El Tribunal Superior de Justicia de Madrid (TSJM) ha acordado dar carpetazo a la queja contra el juez del caso Begoña Gómez, Juan Carlos Peinado, que interpuso el Sindicato Unificado de Policía (SUP) por sugerir que policías podrían ayudar a la esposa del presidente del Gobierno a fugarse, ya que no aprecia falta de desconsideración.
Así consta en una resolución, recogida por Europa Press, con la que se archiva la queja que el sindicato policial presentó ante el Consejo General del Poder Judicial (CGPJ), «al no ser los hechos denunciados constitutivos de la falta prevista».
El pasado julio, la Comisión Permanente del CGPJ decidió remitir al tribunal superior madrileño esa queja, tras la propuesta de archivo del Promotor de la Acción Disciplinaria, porque la Ley Orgánica del Poder Judicial establece, según señaló, que «son competentes para la imposición de sanciones por faltas leves los presidentes de los Tribunales Superiores de Justicia si la sanción es de advertencia o las Salas de Gobierno de esos órganos judiciales si la sanción fuera de multa o de advertencia y multa».
Juan Carlos Peinado, las caras
El magistrado Peinado aseguró en el auto por el que envió a juicio a la esposa de Pedro Sánchez que «no cabe duda» de que los agentes que acompañan a Gómez pueden, «bien por iniciativa propia o siguiendo órdenes de sus superiores jerárquicos», colaborar «en la acción o acciones que se lleven a cabo para facilitar esa fuga, que haga imposible que la acusada se encuentre a disposición de la justicia».
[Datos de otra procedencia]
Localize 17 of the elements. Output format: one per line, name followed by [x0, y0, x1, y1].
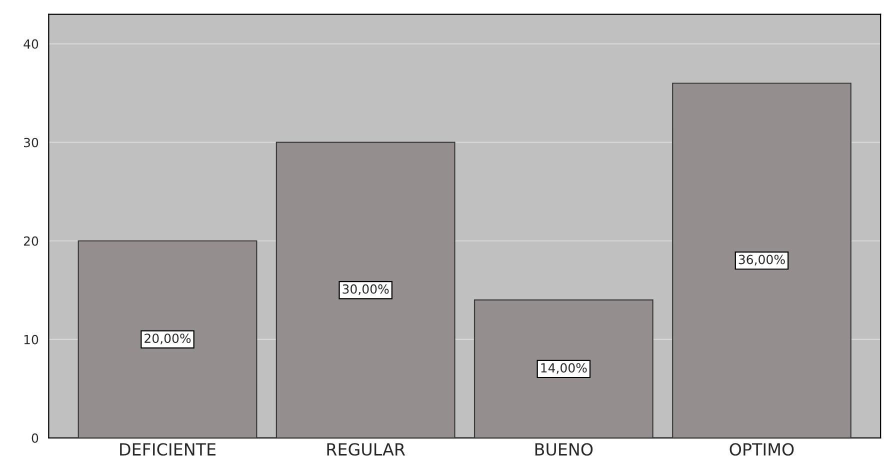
y-tick-label: 30: [24, 138, 38, 148]
data-label: 20,00%: [144, 334, 191, 344]
bar: [276, 142, 456, 438]
y-tick-label: 10: [24, 334, 38, 344]
x-tick-label: BUENO: [535, 443, 593, 456]
data-label: 30,00%: [342, 284, 389, 296]
data-label: 36,00%: [738, 254, 785, 266]
x-tick-label: REGULAR: [327, 443, 406, 456]
bar: [672, 82, 852, 438]
y-tick-label: 0: [32, 433, 38, 443]
y-tick-label: 20: [24, 236, 38, 246]
x-tick-label: DEFICIENTE: [120, 443, 216, 456]
bar: [78, 240, 258, 438]
data-label: 14,00%: [541, 363, 587, 374]
y-tick-label: 40: [24, 39, 38, 49]
bar: [474, 299, 654, 438]
x-tick-label: OPTIMO: [730, 443, 794, 456]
El acuerdo parte de que la expresión empleada por el magistrado puede considerarse «poco delicada» respecto del desempeño habitual de los funcionarios de los Cuerpos y Fuerzas de Seguridad del Estado y que se sitúa «más allá del acierto del razonamiento».
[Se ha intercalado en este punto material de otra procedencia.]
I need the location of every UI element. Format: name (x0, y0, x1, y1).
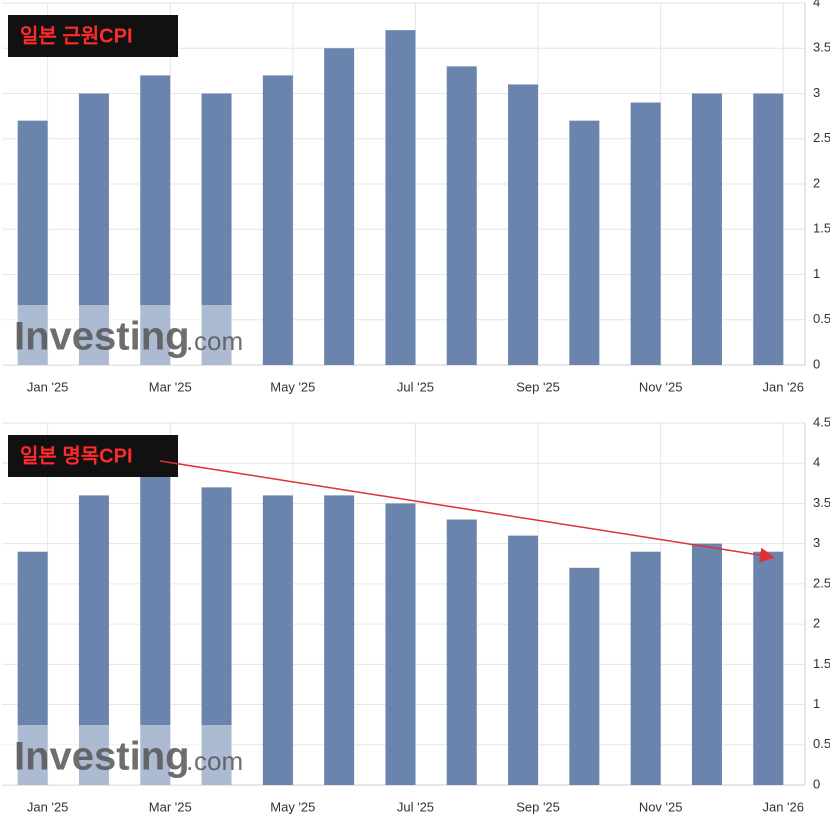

No obstante señala que los términos utilizados aludían a una conducta hipotética y difusa cuya imprecisión impide considerarla sancionable disciplinariamente. La resolución también destaca además la necesidad de interpretar de forma estricta las normas disciplinarias.
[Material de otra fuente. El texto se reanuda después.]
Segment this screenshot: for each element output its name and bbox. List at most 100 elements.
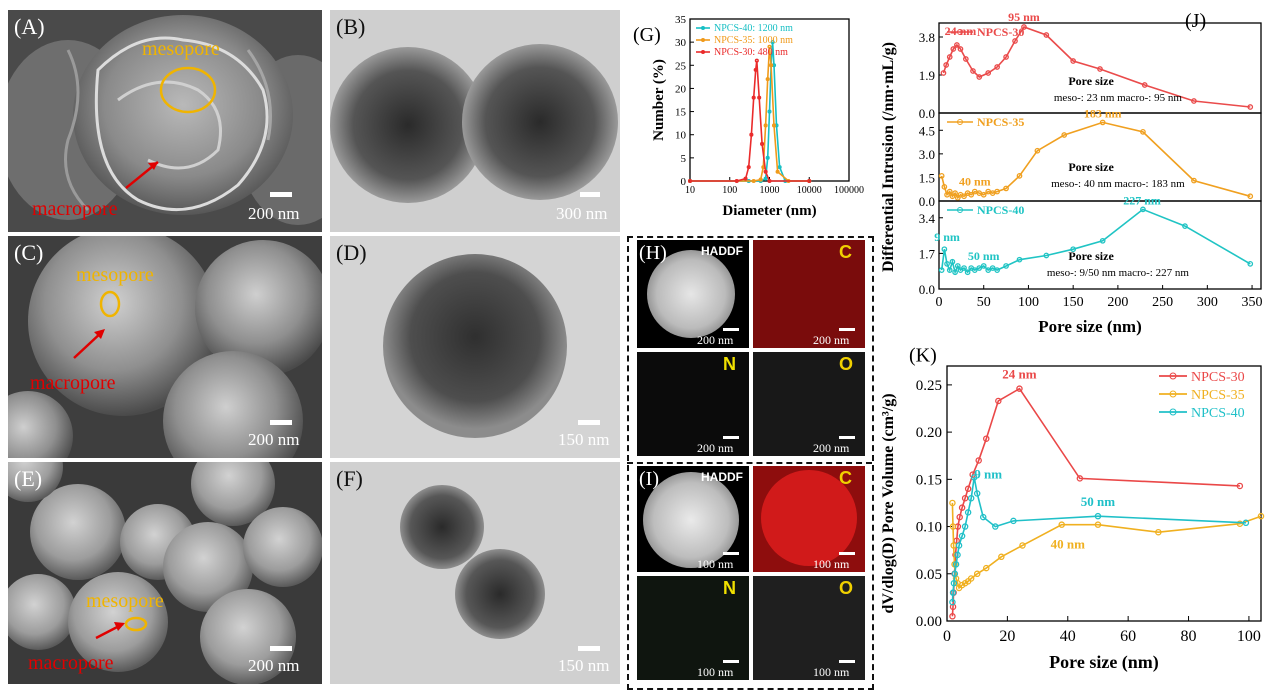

Explica que para que una expresión incorporada a una resolución judicial pueda traspasar el ámbito de lo inadecuado y entrar en el sancionador debe referirse a una conducta suficientemente concreta, precisa y grave.
Añade que esta exigencia adquiere una especial relevancia cuando se trata de valorar la actuación de jueces y magistrados en el ejercicio de su potestad jurisdiccional.